Street City I & Strachan
House (Street City II) sont
des lieux d'hébergement développés par
Homes First Society pour des
personnes itinérantes qualifiées de
difficilement logeables. Le projet a
été conçu en consultation auprès de
personnes itinérantes et une équipe de
travailleurs formés de personnes
itinérantes a participé à la
conversion des deux édifices. Chaque
édifice compte sur une organisation
politique interne chargée de la gestion
des affaires de la communauté (élection
d'un maire, conseil de ville, assemblées
publiques, etc.).
A-Way express est une
entreprise à but non lucratif gérée
par des personnes aux prises avec des
problèmes de santé mentale.
L'entreprise offre un service de
livraison de courrier. Toutes les
opérations sont réalisées par des
personnes ayant des problèmes de santé
mentale. Une des forces de A-Way
est d'avoir réussi à mettre sur pied
une entreprise offrant du travail sur une
base permanente à des personnes jugées
inaptes au travail par la société.
Mixed Company travaille
avec la troupe de théâtre Cobblestone
pour réaliser du théâtre social.
L'entreprise réalise des pièces de
théâtre montrant la vie de personnes
sans-abri et la quête de logement. Le
projet intègre des personnes vivant où
ayant vécu dans l'itinérance.
Labour Link est un
projet en démarrage de Dixon Hall
afin de rendre disponible auprès de
personnes itinérantes une banque
d'emplois. Le projet consiste donc à
établir un interface entre la personne
itinérante et l'employeur, mais aussi et
surtout d'offrir un service
d'accompagnement en milieu de travail.
Comment impliquer
des itinérants dans des projets à caractère
socio-économique ?
Un
élément très important est de ne pas projeter
sur l'individu une trajectoire prédéfinie
d'intégration. En d'autres mots, il importe de
gérer ses propres attentes à l'égard de la
personne aidée, de la prendre là où elle en
est et surtout de respecter les objectifs qu'elle
s'est fixée.
On
parle aussi du respect des besoins de la
personne, d'un accompagnement adapté, d'être à
l'écoute, de faire participer la personne, de
l'impliquer dès le départ dans la démarche.

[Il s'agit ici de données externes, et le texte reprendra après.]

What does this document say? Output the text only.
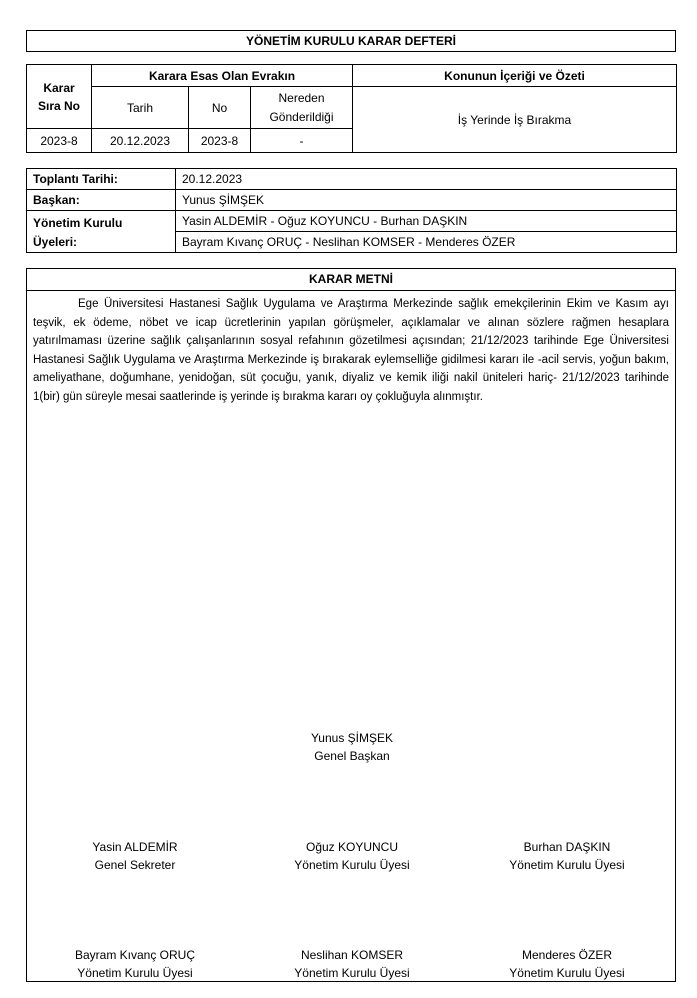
YÖNETİM KURULU KARAR DEFTERİ
Karar Sıra No	Karara Esas Olan Evrakın			Konunun İçeriği ve Özeti
	Tarih	No	Nereden Gönderildiği	İş Yerinde İş Bırakma
2023-8	20.12.2023	2023-8	-	
Toplantı Tarihi:	20.12.2023
Başkan:	Yunus ŞİMŞEK
Yönetim Kurulu Üyeleri:	Yasin ALDEMİR - Oğuz KOYUNCU - Burhan DAŞKIN
	Bayram Kıvanç ORUÇ - Neslihan KOMSER - Menderes ÖZER
KARAR METNİ
Ege Üniversitesi Hastanesi Sağlık Uygulama ve Araştırma Merkezinde sağlık emekçilerinin Ekim ve Kasım ayı teşvik, ek ödeme, nöbet ve icap ücretlerinin yapılan görüşmeler, açıklamalar ve alınan sözlere rağmen hesaplara yatırılmaması üzerine sağlık çalışanlarının sosyal refahının gözetilmesi açısından; 21/12/2023 tarihinde Ege Üniversitesi Hastanesi Sağlık Uygulama ve Araştırma Merkezinde iş bırakarak eylemselliğe gidilmesi kararı ile -acil servis, yoğun bakım, ameliyathane, doğumhane, yenidoğan, süt çocuğu, yanık, diyaliz ve kemik iliği nakil üniteleri hariç- 21/12/2023 tarihinde 1(bir) gün süreyle mesai saatlerinde iş yerinde iş bırakma kararı oy çokluğuyla alınmıştır.
Yunus ŞİMŞEK
Genel Başkan
Yasin ALDEMİR
Genel Sekreter
Oğuz KOYUNCU
Yönetim Kurulu Üyesi
Burhan DAŞKIN
Yönetim Kurulu Üyesi
Bayram Kıvanç ORUÇ
Yönetim Kurulu Üyesi
Neslihan KOMSER
Yönetim Kurulu Üyesi
Menderes ÖZER
Yönetim Kurulu Üyesi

Évidemment, il s'agit de mots clés, mais qui
sont lourds de conséquence car, qu'on le veuille
ou non, la rencontre de l'intervenant et de
l'itinérant est la rencontre de deux cultures.
Dans la culture de l'itinérance, le temps est
géré de façon différente de celle de
l'intervenant qui gère son temps sur la base du
9 heures à 5 heures, du lundi au vendredi, avec
des périodes de vacances, des congés payés,
ainsi de suite. Pour l'itinérant, ce langage et
cette réalité n'existent pas ! Après 5
heures, il s'attend à avoir de l'aide, mais les
bureaux sont vides...
Un
des autres secrets est de se considérer en
situation d'apprentissage : se dire et faire
en sorte que l'on apprenne des personnes
itinérantes.
Qu'en est-il de
l'empowerment ?
L'empowerment,
où la prise en charge individuelle et
collective, est un terme utilisé haut et fort
par des intervenants et des politiciens. L'idée
de base est certainement très louable. On peut
difficilement être contre le principe puisque le
terme renvoie à une reprise en main par
l'individu de sa destinée, de son autonomie.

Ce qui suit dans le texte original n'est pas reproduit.